Lawyer Suggests Scruggs got Witness Help from Former Mississippi Senator

August 1, 2008

An insurance company’s attorney suggested during a sworn deposition that former Mississippi U.S. Sen. Trent Lott urged witnesses to give false information in a Hurricane Katrina lawsuit, according to court records.

The implication was made last week during a deposition with Lott’s nephew, Zach Scruggs, who represented the former Mississippi Republican senator after his Pascagoula home was destroyed by the 2005 storm. Zach Scruggs is the son and law partner of disgraced former attorney Richard “Dickie” Scruggs, Lott’s brother-in-law.

“Has it been your custom and habit in prosecuting litigation to have Senator Lott contact and encourage witnesses to give false information?” State Farm Fire & Casualty Cos. attorney Jim Robie asked, according to a transcript of the deposition.

“I invoke my Fifth Amendment rights in response to that question,” Zach Scruggs responded.

Bret Boyles, with Lott’s lobbying firm, the Breaux-Lott Leadership Group, said July 30 the former senator was unavailable for comment.

State Farm accused Richard Scruggs during a separate deposition last week of orchestrating an elaborate ploy after Hurricane Katrina to make it appear that the company was covering up fraud in its handling of homeowners’ claims.

Both Richard and Zach Scruggs, who report to federal prison in August on charges stemming from an unrelated bribery case, invoked their Fifth Amendment right against self-incrimination on every question.

Richard Scruggs’ attorneys had wanted to keep the depositions secret. They said public knowledge that he refused to answer the questions could undermine “the presumption of innocence” if he faces criminal charges in the future. A federal judge released the transcript July 29.

Messages left with the Scruggses’ attorneys were not immediately returned. A State Farm spokesman declined to comment.

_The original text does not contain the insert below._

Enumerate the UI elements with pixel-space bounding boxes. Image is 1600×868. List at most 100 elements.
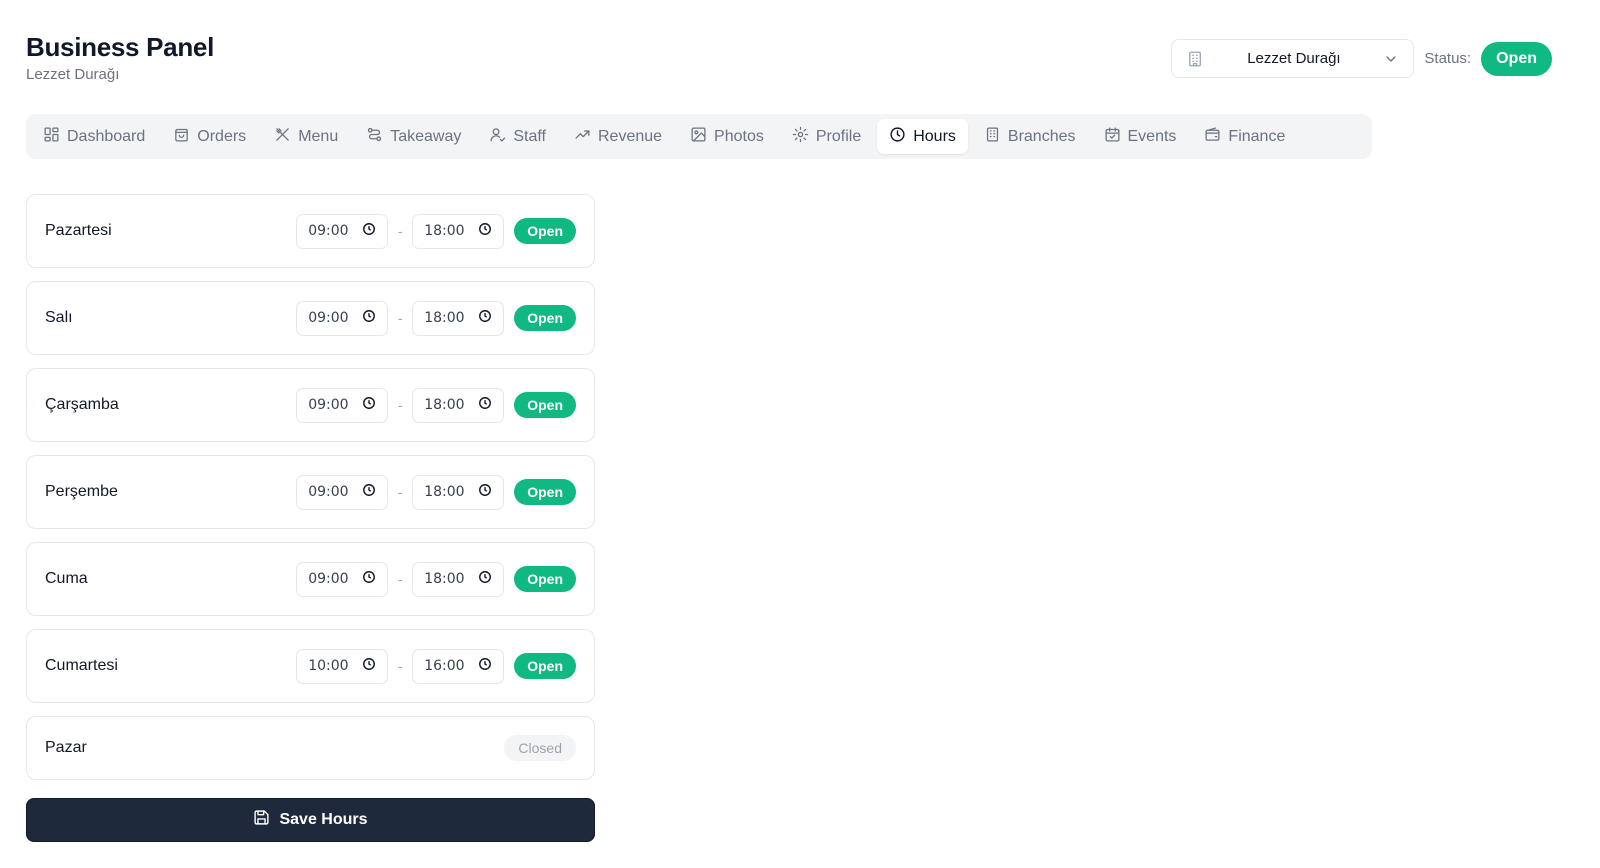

The depositions were taken as part of a lawsuit that was once considered the centerpiece of Scruggs’ Katrina litigation. He was poised to attack insurance companies with the same “whistleblower” strategy he used in the 1990s to win billions of dollars from tobacco companies.

This time, however, things fell apart for Scruggs. The two sisters who came forward as his “whistleblowers” have been disqualified as witnesses because Scruggs paid them $150,000 a year. The sisters, Cori and Kerri Rigsby, worked for Alabama-based E.A. Renfroe & Co., a firm that provided storm assessments for State Farm.

Scruggs filed a federal whistleblower lawsuit on behalf of the sisters, claiming that they had information that State Farm was fraudulently blaming Katrina’s wind damage on water in order to pass the costs along to National Flood Insurance Program.

Robie asked Richard Scruggs if he got information about the NFIP from Lott or U.S. Rep. Gene Taylor, a Mississippi Democrat, whose home on the coast was also damaged by the storm.

“As a matter of fact, the information that was furnished by Senator Lott’s office and by Representative Taylor’s office comprised a significant portion of the claims that State Farm and Renfroe have defrauded the federal government … has it not?” Robie asked.

Richard Scruggs took the Fifth.

Taylor did not immediately respond to a message left at his Washington office.

State Farm lawyers also suggested that Richard Scruggs directed the Rigsby sisters to steal State Farm documents. The lawyers suggested that Richard Scruggs then allegedly told Mississippi Democratic Attorney General Jim Hood to subpoena the documents as part of a criminal investigation.

“General Hood subpoenaed the document, State Farm couldn’t produce it, and you were able to report to the press that they were shredding or deep sixing or destroying evidence that you knew they didn’t have; isn’t that a fact?” State Farm attorney Jim Robie asked during the deposition.

“I respectfully decline to answer based on my Fifth Amendment privilege,” Scruggs replied.

State Farm accused Hood of using the threat of criminal charges to pressure the Bloomington, Ill.-based insurer to settle civil claims with attorneys like Scruggs, who donated heavily to Hood’s campaigns. In a statement July 30, Hood said after Katrina, his job was “to safeguard and protect the rights of the policyholders who lost everything in the storm. My actions were, and still are, to make sure that these big corporations do not take advantage of hardworking Mississippians — that they are held accountable.”

Scruggs negotiated a multimillion dollar settlement with State Farm, but that eventually led to his downfall when he and other lawyers began fighting over the money. Scruggs was indicted in November along with his son and several associates and accused of conspiring to bribe the judge $50,000 for a favorable ruling in the bitter legal battle over how to split the money. Scruggs pleaded guilty and was sentenced to five years. Zach Scruggs got 14 months for knowing about the crime and not reporting it.